SUGAPA, ODIYAIWUU.com — Perayaan Natal 2023 dan Tahun Baru 2024 menjadi momentum memilukan bagi sebagian warga masyarakat sekaligus umat Kristiani yang tinggal di beberapa kampung atau desa di Distrik Homeyo, Kabupaten Intan Jaya, Provinsi Papua Tengah.
Mereka rela bertaruh nyawa di atas seutas kawat kecil menyeberangi Sungai atau Kali Kemabu menuju Sugapa, kota Distrik Sugapa, demi membeli kebutuhan bahan makanan (bama) selama perayaan Natal hingga memasuki tahun baru 2024. Jalan setapak sejauh kurang lebih 50 kilo meter ditempuh warga berjalan kaki demi membeli kebutuhan harian saat Natal dan Tahun Baru.
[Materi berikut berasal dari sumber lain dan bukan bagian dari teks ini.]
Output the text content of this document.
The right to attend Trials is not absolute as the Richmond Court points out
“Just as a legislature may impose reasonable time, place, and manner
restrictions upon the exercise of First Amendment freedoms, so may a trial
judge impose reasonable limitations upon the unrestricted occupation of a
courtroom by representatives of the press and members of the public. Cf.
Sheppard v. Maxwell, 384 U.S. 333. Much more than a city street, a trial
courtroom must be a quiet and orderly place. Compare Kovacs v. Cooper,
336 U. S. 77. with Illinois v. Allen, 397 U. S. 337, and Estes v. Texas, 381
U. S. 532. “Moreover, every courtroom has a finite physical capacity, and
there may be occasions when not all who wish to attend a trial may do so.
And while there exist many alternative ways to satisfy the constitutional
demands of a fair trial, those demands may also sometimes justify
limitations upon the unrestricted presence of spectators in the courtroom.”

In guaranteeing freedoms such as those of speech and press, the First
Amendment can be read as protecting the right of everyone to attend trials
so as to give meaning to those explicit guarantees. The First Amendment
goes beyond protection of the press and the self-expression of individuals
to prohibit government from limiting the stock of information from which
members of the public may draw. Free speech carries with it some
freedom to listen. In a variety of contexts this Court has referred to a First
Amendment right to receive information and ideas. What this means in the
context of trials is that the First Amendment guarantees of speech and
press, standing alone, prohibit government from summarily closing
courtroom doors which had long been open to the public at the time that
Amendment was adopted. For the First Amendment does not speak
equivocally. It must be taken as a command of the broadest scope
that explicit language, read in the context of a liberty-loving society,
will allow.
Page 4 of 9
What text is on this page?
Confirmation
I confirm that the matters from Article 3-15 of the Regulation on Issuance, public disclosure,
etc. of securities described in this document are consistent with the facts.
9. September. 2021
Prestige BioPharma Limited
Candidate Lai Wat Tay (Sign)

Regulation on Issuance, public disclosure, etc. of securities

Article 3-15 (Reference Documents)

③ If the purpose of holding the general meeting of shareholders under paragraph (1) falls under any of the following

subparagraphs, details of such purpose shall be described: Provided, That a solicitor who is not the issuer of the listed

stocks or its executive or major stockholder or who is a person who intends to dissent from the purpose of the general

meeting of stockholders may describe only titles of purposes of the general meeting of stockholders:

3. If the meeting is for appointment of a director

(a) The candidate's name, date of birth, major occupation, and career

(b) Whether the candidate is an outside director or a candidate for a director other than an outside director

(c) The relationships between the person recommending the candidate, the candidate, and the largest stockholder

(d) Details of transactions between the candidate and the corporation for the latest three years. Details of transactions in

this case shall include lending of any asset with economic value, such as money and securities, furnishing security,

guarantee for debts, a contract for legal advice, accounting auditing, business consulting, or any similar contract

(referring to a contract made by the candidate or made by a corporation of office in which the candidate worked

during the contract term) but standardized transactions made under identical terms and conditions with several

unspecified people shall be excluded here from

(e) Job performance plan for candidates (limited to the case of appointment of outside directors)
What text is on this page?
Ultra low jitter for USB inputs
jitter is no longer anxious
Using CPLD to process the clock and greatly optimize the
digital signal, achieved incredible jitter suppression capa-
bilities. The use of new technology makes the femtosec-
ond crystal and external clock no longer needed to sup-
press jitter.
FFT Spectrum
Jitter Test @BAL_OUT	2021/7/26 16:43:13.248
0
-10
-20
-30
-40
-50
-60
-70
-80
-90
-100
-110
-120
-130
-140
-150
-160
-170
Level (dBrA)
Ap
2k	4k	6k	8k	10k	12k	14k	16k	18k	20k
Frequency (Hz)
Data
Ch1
“Beberapa hari lalu, kerabat saya Feri Duwitau mengabarkan ia rela melewati seutas kawat kecil menyeberang Kali Kemabu untuk membeli kebutuhan bama di Sugapa. Ya, memang sangat beresiko dan seperti bermain-main dengan kematian. Tapi, kalau tidak nekat, mereka tidak bisa makan dan minum,” ujar Elieser Tipagau, warga asal Distrik Homeyo kepada Odiyaiwuu.com dari Sugapa, Intan Jaya, Sabtu (23/12).
Menurut Tipagau, masyarakat yang memanfaatkan kawat sekadar menyeberang sungai bukan hanya warga Kampung atau Desa Bubisiga. Warga kampung lain seperti Jombandoga, Kobae, Selemama, dan Waiagepa juga melewati Kali Kemabu yang bermodal seutas kawat.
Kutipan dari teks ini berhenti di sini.